Penn swaps out sex for violence throughout the film. The way she touches his gun for the first time. And when Clyde fails to perform in the bedroom, Bonnie lays her head on...his gun. The whole movie is one long sex act disguised as violence. In fact, the first shot is an extreme close-up on Bonnie's lips. The film then goes into flirt mode, moves into foreplay, gets giggly and intense, and has a great climax. No wonder it was rated M.

And speaking of climax, I watched the last scene over again in slo-mo the other day. Now this may sound a little over-geeky, but it's really a lesson in filmmaking that you can try at home. Watch the sequence unfold slowly. Watch how their faces change as they realize it's over. Watch how they look over at each other. It's more than thrilling; it's haunting.

Accused of being ultra-violent at the time (it does have a stunning and famous sequence), BONNIE AND CLYDE is rather tame by today's standards. I'm not even sure network TV would cut a frame. And due to knock-offs, homages and Tarantinoans, I fear the film may seem dusty to newer eyes. Could it be that Bonnie and Clyde have been replaced by Mickey and Mallory?

Bonnie (Faye Dunaway)
BONNIE AND CLYDE has sure left its mark on me. I remember the song on AM radio that sounded like a Rudy Vallee/megaphone tune. I also recall Barbara Feldon on a variety show singing a different song about Bonnie and Clyde while in a bubble bath. Hell, I even watched the movie TEENAGE BONNIE AND KLEPTO CLYDE (full disclosure: I really watched it to see Maureen Flannigan's tits, she was Evie on OUT OF THIS WORLD. Remember?) And the first film I sold, two of the main characters are watching BONNIE AND CLYDE on TV, commenting on it.

Arthur Penn is a rare bird in the Hollywood skies. An actor's director. Someone who cares about character over logline. I heard somewhere that whenever Penn reads a script and there's a scene where it's raining, he crosses out the rain. Weird, since right before they die, Bonnie and Clyde have their last scene together in a car...in the rain.
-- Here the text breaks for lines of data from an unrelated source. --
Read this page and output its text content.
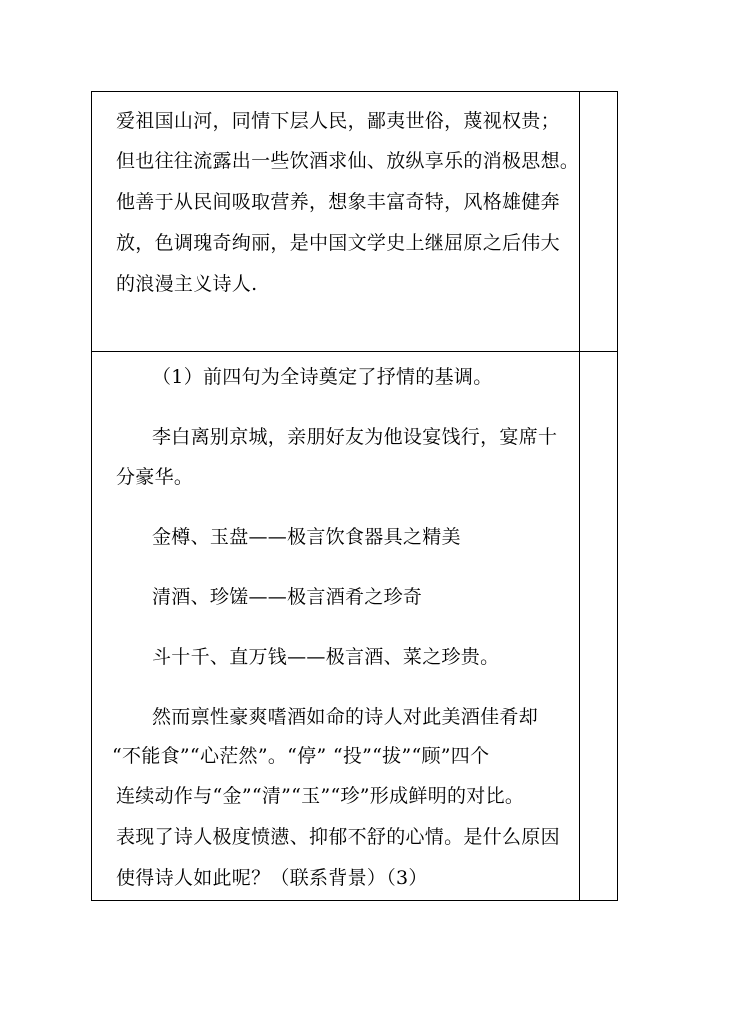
爱祖国山河，同情下层人民，鄙夷世俗，蔑视权贵；
但也往往流露出一些饮酒求仙、放纵享乐的消极思想。
他善于从民间吸取营养，想象丰富奇特，风格雄健奔
放，色调瑰奇绚丽，是中国文学史上继屈原之后伟大
的浪漫主义诗人.
（1）前四句为全诗奠定了抒情的基调。
李白离别京城，亲朋好友为他设宴饯行，宴席十
分豪华。
金樽、玉盘——极言饮食器具之精美
清酒、珍馐——极言酒肴之珍奇
斗十千、直万钱——极言酒、菜之珍贵。
然而禀性豪爽嗜酒如命的诗人对此美酒佳肴却
“不能食”“心茫然”。“停” “投”“拔”“顾”四个
连续动作与“金”“清”“玉”“珍”形成鲜明的对比。
表现了诗人极度愤懑、抑郁不舒的心情。是什么原因
使得诗人如此呢？（联系背景）（3）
In 1967 TV was running Andys Griffith and Williams, and in the theaters, movies like CAMELOT and THOROUGHLY MODERN MILLIE were common fare. So imagine sitting in the theater (smoking section in the balcony) and seeing this squib-heavy mix of violence and frivolity. America was changing and I'd like to think that movies helped usher that change. At very least, they reflected it. You gotta give me that. Actually, you have to give BONNIE AND CLYDE that. Oh, and did I mention it also made stars out of Dunaway, Hackman and Wilder?